JPMorgan Chase Bank reached a $3.75 million settlement in a proposed class action lawsuit alleging the company violated the Telephone Consumer Protection Act. The case James v. JPMorgan Chase Bank, NA (U.S. District Court, Middle District of Florida, Case No. 8:15-cv-02424) claimed that Chase had called cell phone numbers using an automatic telephone dialing system, even though the numbers had been reassigned from former customers and the new users had not consented to the calls.
The settlement does not mean that Chase is admitting to, or liable for, any TCPA violations.
From January 1, 2014 through March 22, 2016, Chase allegedly called nearly 675,000 unique cell phone numbers that were originally associated with consumer accounts, but were wrong or reassigned numbers at the time of the call.
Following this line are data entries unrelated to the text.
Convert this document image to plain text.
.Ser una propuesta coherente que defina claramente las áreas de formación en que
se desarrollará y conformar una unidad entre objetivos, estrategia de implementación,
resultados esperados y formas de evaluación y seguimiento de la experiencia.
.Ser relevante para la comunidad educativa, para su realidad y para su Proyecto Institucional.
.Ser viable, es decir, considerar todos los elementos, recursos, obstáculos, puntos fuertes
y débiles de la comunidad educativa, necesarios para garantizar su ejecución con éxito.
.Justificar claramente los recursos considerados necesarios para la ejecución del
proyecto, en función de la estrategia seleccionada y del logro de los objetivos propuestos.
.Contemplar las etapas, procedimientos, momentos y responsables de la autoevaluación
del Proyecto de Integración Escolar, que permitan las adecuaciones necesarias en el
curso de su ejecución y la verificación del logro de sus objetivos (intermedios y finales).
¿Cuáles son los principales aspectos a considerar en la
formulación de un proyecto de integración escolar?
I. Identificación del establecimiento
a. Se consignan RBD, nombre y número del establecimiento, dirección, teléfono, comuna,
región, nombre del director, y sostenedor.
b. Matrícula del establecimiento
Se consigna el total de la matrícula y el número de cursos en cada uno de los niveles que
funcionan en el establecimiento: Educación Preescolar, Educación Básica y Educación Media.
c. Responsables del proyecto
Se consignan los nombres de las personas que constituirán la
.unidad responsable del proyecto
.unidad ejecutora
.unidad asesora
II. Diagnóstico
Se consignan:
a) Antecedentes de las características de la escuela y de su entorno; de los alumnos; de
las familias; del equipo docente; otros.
In those cases, Chase would make a notation indicating that they called a wrong or reassigned number. Chase also had a policy that once it placed that notation on an account indicating a wrong number, it would immediately stop calling that phone number.
While negotiating the settlement, Chase cited the Federal Communications Commission’s July 2015 TCPA Declaratory Ruling and Order, and ACA International’s subsequent lawsuit challenging the ruling, in its defense. The ruling included a one-call safe harbor for calls made to reassigned cell phone numbers, which Chase claimed gave them a viable defense for many of the calls it made. Furthermore, if the D.C. Circuit Court of Appeals rules in favor of ACA, and finds that the FCC ignored controlling statute in order to expand the TCPA’s scope and reach in a way Congress never intended, then it could seriously hurt plaintiff’s claims, according to Chase.